Radiohead’s struggle and second guess themselves in an attempt at producing another ‘Creep’ an attempt that saw the band writing half a dozen potential follow-up hits, none of which they were particularly happy with. The sessions for the album dragged on, everyone went a bit crazy, not helped by the extensive touring they’d just completed in support of ‘Pablo Honey’. Experienced producer John Leckie held things together, and Radiohead’s survived intact. They very nearly split up, right here. Very nearly gave up altogether. Think about that for a second.
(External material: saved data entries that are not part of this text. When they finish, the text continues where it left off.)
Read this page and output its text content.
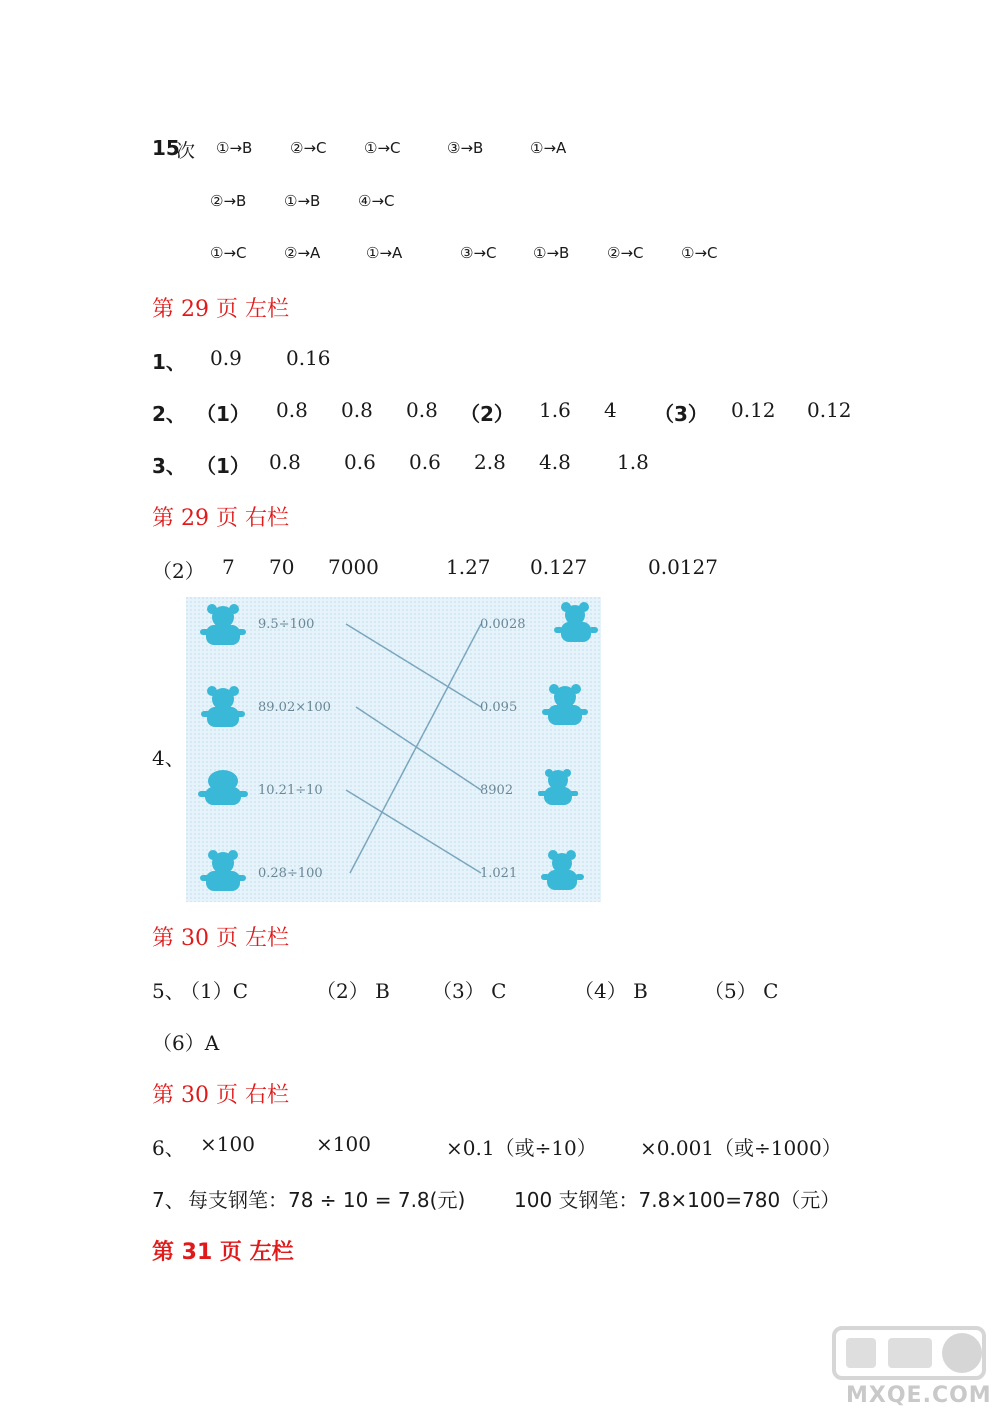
15
次 ①→B	②→C	①→C	③→B	①→A
②→B	①→B	④→C
①→C	②→A	①→A	③→C ①→B	②→C	①→C
第 29 页 左栏
1、 0.9 0.16
2、 （1） 0.8 0.8 0.8 （2） 1.6 4 （3） 0.12 0.12
3、 （1） 0.8 0.6 0.6 2.8 4.8 1.8
第 29 页 右栏
（2） 7 70 7000	1.27 0.127	0.0127
4、
9.5÷100
89.02×100
10.21÷10
0.28÷100
0.0028
0.095
8902
1.021
第 30 页 左栏
5、
（1）C	（2） B （3） C	（4） B	（5） C
（6）A
第 30 页 右栏
6、 ×100	×100	×0.1（或÷10） ×0.001（或÷1000）
7、 每支钢笔：78 ÷ 10 = 7.8(元) 100 支钢笔：7.8×100=780（元）
第 31 页 左栏
MXQE.COM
Think about the fact that ‘The Bends’ sold far less than ‘Pablo Honey’ in the US, and in the UK it took about five singles to regain the groups lost ground, with the closing and very unlikely single type song ‘Street Spirit’ finally cracking the top ten and giving Radiohead a future. ‘The Bends’ stuck around in the UK album charts though, to be fair. Each and every single reminded people who knew existed. It seems shocking these days, when Radiohead have enjoyed chart topping albums and everything else that goes with it, but still.
‘Planet Telex’ explodes from the speakers with a depth to the sound that just wasn’t there on ‘Pablo Honey’, but it is absolutely no kind of song, whatsoever – all atmosphere and texture. It’s okay, but the title song that follows it is far better. If the rockier songs on ‘Pablo Honey’ were sometimes a little embarrassing, Radiohead have suddenly got a lot better at ROCK songs here. ‘High And Dry’ varied the album, all of the opening first three songs managing to sound different to each other. ‘High And Dry’ is pretty, especially vocally. It’s a good song, but ‘Fake Plastic Trees’ is far better, and able to reduce this listener to tears more often than not. Now here, you see, is a song better than ‘Creep’, a giant leap forwards. The emotion here is immense, especially given that the lyrics aren’t that straightforward, but that only all works to the songs advantage. Thom sings absolutely beautifully, and ‘The Bends’ has a genuine classic on its hands. ‘Bones’ and ‘Nice Dream’ are mood pieces, attempts at moving forwards ably supported by the excellent production of John Leckie, without whom neither song would amount to anything more than the prettier moments from the very un-acclaimed ‘Pablo Honey’. The harder guitars of ‘Just’ appealed to Radiohead’s American fans and the truly demented ‘My Iron Lung’ won over a whole new bunch of ‘obscure in their listening habits’ UK alternative music fans. Hard to believe listening to it, that ‘My Iron Lung’ was simply an attempt at writing a new ‘Creep’. The song progresses, quietly yet spooky and full of potential menace even before the very loud and loose guitars of Johnny Greenwood have really kicked in. Fabulous stuff from start to finish.
‘Bullet Proof’ has a grandeur about it, a wonderful ballad with a sad, lost atmosphere and great production and mixing. Working with John Leckie probably saved Radiohead’s career. The echo on Thom’s voice here is just right, and really adds to the song. ‘Black Star’ has its moments, ‘Sulk’ doesn’t – but the closing ‘Street Spirit’, which revolves around a fascinating repeating guitar figure and intriguing Thom Yorke lyrics, is almost worth the price of admission alone.